3. A mera alegação do facto não é de todo suficiente para resultar provado nos autos que o imóvel tem as características de impenhorabilidade O mero facto de não vir demonstrado que é no imóvel penhorado que o Recorrido trabalha diariamente é por si só suficiente para afastar a aplicabilidade da norma.

Aditamento:
1
Decisão Texto Integral:Acordam, em conferência, os Juízes que constituem a Secção de Contencioso Tributário do Tribunal Central Administrativo Sul:

I. RELATÓRIO

A Fazenda Pública, inconformada com a sentença do Tribunal Tributário de Lisboa que julgou Reclamação de Actos do Órgão de Execução Fiscal improcedente na parte em que esta visava a penhora do imóvel inscrito na matriz de ................., sob o artigo …………. da freguesia de …………, e procedente quanto ao imóvel sito na Rua……………….., …….., correspondente ao artigo nº …….. da freguesia do ……………., ambas praticadas pelo Chefe do serviço de finanças de Loures 3, na execução fiscal nº …………………………..

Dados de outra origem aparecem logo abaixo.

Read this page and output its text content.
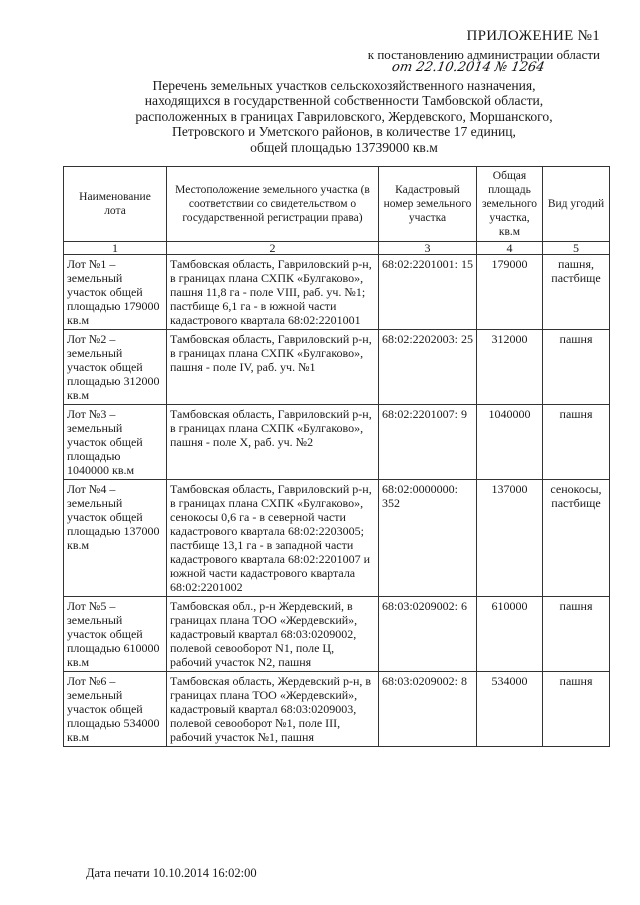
ПРИЛОЖЕНИЕ №1
к постановлению администрации области
от 22.10.2014 № 1264
Перечень земельных участков сельскохозяйственного назначения,
находящихся в государственной собственности Тамбовской области,
расположенных в границах Гавриловского, Жердевского, Моршанского,
Петровского и Уметского районов, в количестве 17 единиц,
общей площадью 13739000 кв.м
Наименование лота	Местоположение земельного участка (в соответствии со свидетельством о государственной регистрации права)	Кадастровый номер земельного участка	Общая площадь земельного участка, кв.м	Вид угодий
1	2	3	4	5
Лот №1 – земельный участок общей площадью 179000 кв.м	Тамбовская область, Гавриловский р-н, в границах плана СХПК «Булгаково», пашня 11,8 га - поле VIII, раб. уч. №1; пастбище 6,1 га - в южной части кадастрового квартала 68:02:2201001	68:02:2201001: 15	179000	пашня, пастбище
Лот №2 – земельный участок общей площадью 312000 кв.м	Тамбовская область, Гавриловский р-н, в границах плана СХПК «Булгаково», пашня - поле IV, раб. уч. №1	68:02:2202003: 25	312000	пашня
Лот №3 – земельный участок общей площадью 1040000 кв.м	Тамбовская область, Гавриловский р-н, в границах плана СХПК «Булгаково», пашня - поле X, раб. уч. №2	68:02:2201007: 9	1040000	пашня
Лот №4 – земельный участок общей площадью 137000 кв.м	Тамбовская область, Гавриловский р-н, в границах плана СХПК «Булгаково», сенокосы 0,6 га - в северной части кадастрового квартала 68:02:2203005; пастбище 13,1 га - в западной части кадастрового квартала 68:02:2201007 и южной части кадастрового квартала 68:02:2201002	68:02:0000000: 352	137000	сенокосы, пастбище
Лот №5 – земельный участок общей площадью 610000 кв.м	Тамбовская обл., р-н Жердевский, в границах плана ТОО «Жердевский», кадастровый квартал 68:03:0209002, полевой севооборот N1, поле Ц, рабочий участок N2, пашня	68:03:0209002: 6	610000	пашня
Лот №6 – земельный участок общей площадью 534000 кв.м	Тамбовская область, Жердевский р-н, в границах плана ТОО «Жердевский», кадастровый квартал 68:03:0209003, полевой севооборот №1, поле III, рабочий участок №1, пашня	68:03:0209002: 8	534000	пашня
Дата печати 10.10.2014 16:02:00
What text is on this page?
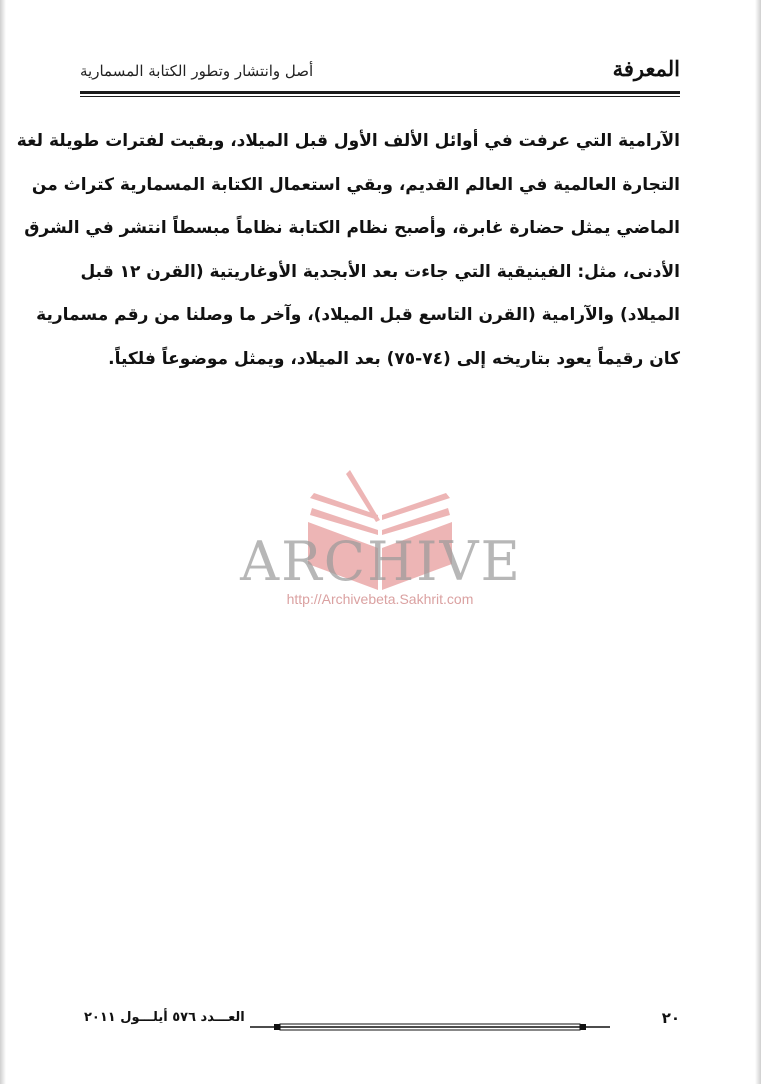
المعرفة
أصل وانتشار وتطور الكتابة المسمارية
الآرامية التي عرفت في أوائل الألف الأول قبل الميلاد، وبقيت لفترات طويلة لغة
التجارة العالمية في العالم القديم، وبقي استعمال الكتابة المسمارية كتراث من
الماضي يمثل حضارة غابرة، وأصبح نظام الكتابة نظاماً مبسطاً انتشر في الشرق
الأدنى، مثل: الفينيقية التي جاءت بعد الأبجدية الأوغاريتية (القرن ١٢ قبل
الميلاد) والآرامية (القرن التاسع قبل الميلاد)، وآخر ما وصلنا من رقم مسمارية
كان رقيماً يعود بتاريخه إلى (٧٤-٧٥) بعد الميلاد، ويمثل موضوعاً فلكياً.
ARCHIVE
http://Archivebeta.Sakhrit.com
٢٠
العـــدد ٥٧٦ أيلـــول ٢٠١١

veio dela interpor o presente recurso jurisdicional:

A Recorrente termina as suas alegações de recurso, formulando as seguintes conclusões:

“CONCLUSÕES:
Posto tudo o que já foi dito, extrairemos as seguintes conclusões:
I. O presente recurso visa a decisão proferida no processo em referência que julgou procedente a presente reclamação quanto à penhora do imóvel onde o Recorrido exerce a sua actividade profissional, anulando-se o acto reclamado nesta parte, e com a qual não concordamos.
II. Salvo o devido respeito pela decisão sufragada, entendemos que a mesma padece de erro de julgamento, uma vez que fez uma incorrecta interpretação da lei, nomeadamente do art.. 737º n.º 2 do CPC ex. vi art. 2º alínea a) do CPPT
III. De acordo com a regra estabelecida pelo art. 601.º do CC, todos os bens que constituem o património do devedor respondem pelo cumprimento da obrigação.
IV. O art.737º nº 2 do CPC, prevê, precisamente, uma dessas limitações à regra da exequibilidade de todo o património do devedor, estabelecendo a referida impenhorabilidade relativa.
V. Estando garantido do que só em casos excepcionais a regra da exequib1hdade de todo o património do devedor será afastada, no caso concreto importa demonstrar que a penhora efectuada ao prédio urbano sito na Rua………………………, n.º…………., em Lisboa, a que corresponde a fracção autónoma designada pela letra “….” do artigo ……….. da freguesia do………, .impedia o ora Recorrido de exercer a sua actividade profissional.
VI. Ora, no caso em apreço verifica-se que o ora Recorrido não só não produziu quaisquer prova que demonstrasse que o imóvel penhorado era um instrumento de trabalho imprescindível ao exercício da sua actividade, sem o qual lhe seria impossível continuar a exercê-la, como, também não apresentou um único argumento para demonstra r porque considera que o referido imóvel estaria isento da predita penhora.
VII. O ónus da prova recaí sobre quem invoque o facto no caso em apreço sobre o ora Recorrido (art. 74.º, n.º 1. da LGT), não o tendo, aquele, produzido qualquer prova, resta-nos, pois, concluir que. a penhora ora em crise não merece qualquer censura.
VIII. Assim, a douta sentença ora recorrida, a manter se na ordem jurídica é convencimento da Fazenda Pública que ocorreu em erro de julgamento.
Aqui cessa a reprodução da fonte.